Гончаров и дама в черном | страница 66
- Потому что ты останешься здесь и будешь висеть на суку вот этой красивой березы, и пройдет много времени, прежде чем твою протухшую тушу вытащат из петли.
- Да вы что, мужики, белены объелись? - тревожно вскинулся Гриценко, и бурые бурлы щек помимо его воли затряслись и запрыгали в ритме бешеного танца. - Вы это серьезно?
- Серьезней некуда, - мрачно подтвердил Макс, деловито накидывая на его шею капроновую веревку. - Дамы, я попросил бы вас удалиться, поскольку предстоящее зрелище будет не из приятных. - С этими словами он перекинул конец шнура через облюбованный мною сук и, убирая слабину, привел виселицу в рабочее положение.
- Ну, Анатолий Игнатьевич, даю тебе последний шанс и последнее слово.
Это было напрасным предложением, потому что от ужаса он онемел в полном смысле этого слова. Лежал на бревне с вытаращенными глазами и открытым ртом, судорожно пытаясь что-то сказать.
- Ослабь веревку, - посоветовал тесть. - Наверное, ты перехватил ему голосовые связки так, что и говорить-то он не может.
- Я все скажу, только не убивайте меня, - засипел нотариус страстно и проникновенно, когда объятия петли и ужаса ослабли. - Клянусь, я буду говорить только правду.
- Посмотрим, - распуская удавку, ощетинился Макс. - Если начнешь блефовать и я почувствую в твоем голосе хоть малейший намек на фальшь, то удавлю с первой же попытки, просто резко вздерну твою тушу и сломаю шейные позвонки. Ферштейн?
- Ферштейн, ферштейн, - почувствовав облегчение, радостно залепетал нотариус. - Я все скажу. Сразу же после похорон Петра Геннадьевича Арбузова ко мне в контору пришел его сын, Геннадий Петрович Арбузов, и у нас с ним состоялся приблизительно такой разговор.
- Игнатьич, ты слышал, что мой старик помер? - после короткого приветствия спросил он. - Сейчас только похоронили.

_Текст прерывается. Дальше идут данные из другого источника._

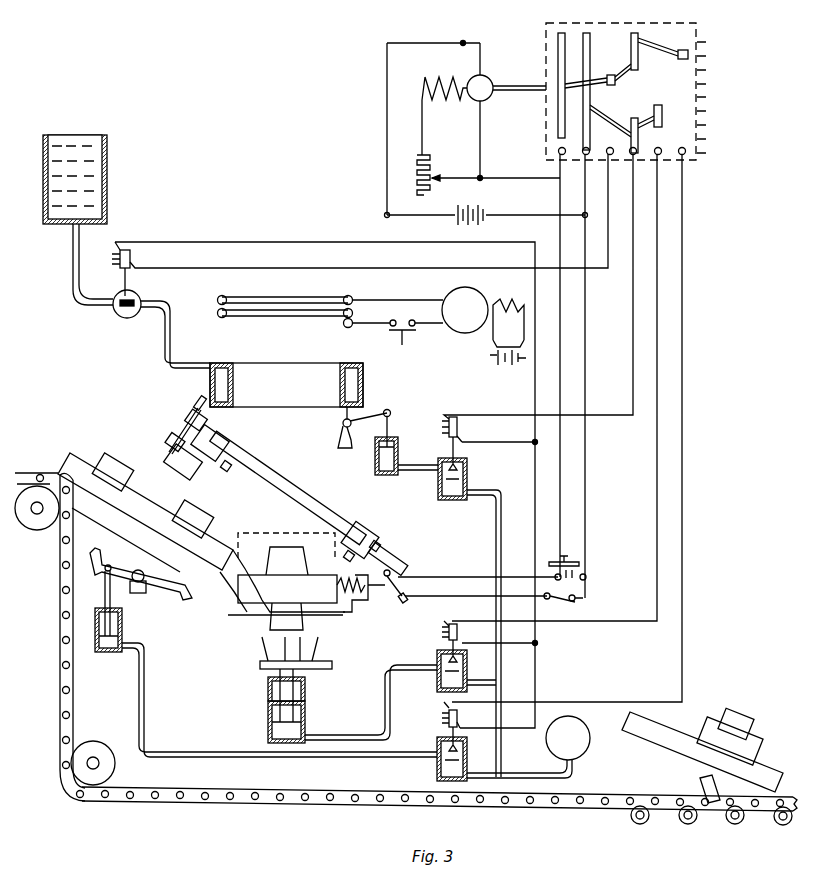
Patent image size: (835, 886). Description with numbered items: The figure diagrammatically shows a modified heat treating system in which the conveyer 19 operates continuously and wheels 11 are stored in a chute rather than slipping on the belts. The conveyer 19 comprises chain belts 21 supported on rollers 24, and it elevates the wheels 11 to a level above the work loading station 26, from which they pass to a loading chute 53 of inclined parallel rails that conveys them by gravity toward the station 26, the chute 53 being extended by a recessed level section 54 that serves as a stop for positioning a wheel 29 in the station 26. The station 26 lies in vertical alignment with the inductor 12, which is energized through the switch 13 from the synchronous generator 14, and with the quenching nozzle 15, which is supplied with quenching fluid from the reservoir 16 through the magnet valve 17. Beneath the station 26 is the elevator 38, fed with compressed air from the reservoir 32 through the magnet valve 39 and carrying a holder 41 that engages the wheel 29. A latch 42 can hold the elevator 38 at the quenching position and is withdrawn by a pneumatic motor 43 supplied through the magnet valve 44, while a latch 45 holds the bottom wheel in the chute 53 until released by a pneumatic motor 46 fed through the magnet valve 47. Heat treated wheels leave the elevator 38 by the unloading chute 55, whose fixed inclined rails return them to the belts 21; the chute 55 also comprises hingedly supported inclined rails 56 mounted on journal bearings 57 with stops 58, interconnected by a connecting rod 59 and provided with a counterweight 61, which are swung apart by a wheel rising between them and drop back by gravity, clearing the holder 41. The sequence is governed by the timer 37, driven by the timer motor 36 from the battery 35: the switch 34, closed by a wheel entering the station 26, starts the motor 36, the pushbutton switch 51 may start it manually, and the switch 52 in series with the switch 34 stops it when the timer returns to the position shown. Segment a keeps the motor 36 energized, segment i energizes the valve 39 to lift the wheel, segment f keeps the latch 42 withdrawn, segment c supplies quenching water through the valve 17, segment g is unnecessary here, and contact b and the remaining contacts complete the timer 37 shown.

- Слышал, искренне сочувствую, - ответил я. - Извини, что не пришел проститься. Сам видишь, сколько дел, никак не мог выкроить даже минутки.
- Да ничего, он не в обиде. Мертвым вообще обижаться не положено.
- Это точно, - согласился я. - Им не только обижаться, им вообще ничего не положено. А я так думаю, что ты пришел по поводу его завещания и переоформления дома на свое имя? Так это ты рановато затеял. Приди попозже, через месяц.
- Нет, Игнатьич, пришел я совсем по другому вопросу.
- Это по какому же вопросу? - спросил я, соображая, для чего я ему понадобился.
- А вот по какому, - ответил он, вытаскивая бутылку. - Давай стаканы, отца помянем и перейдем к нашему делу.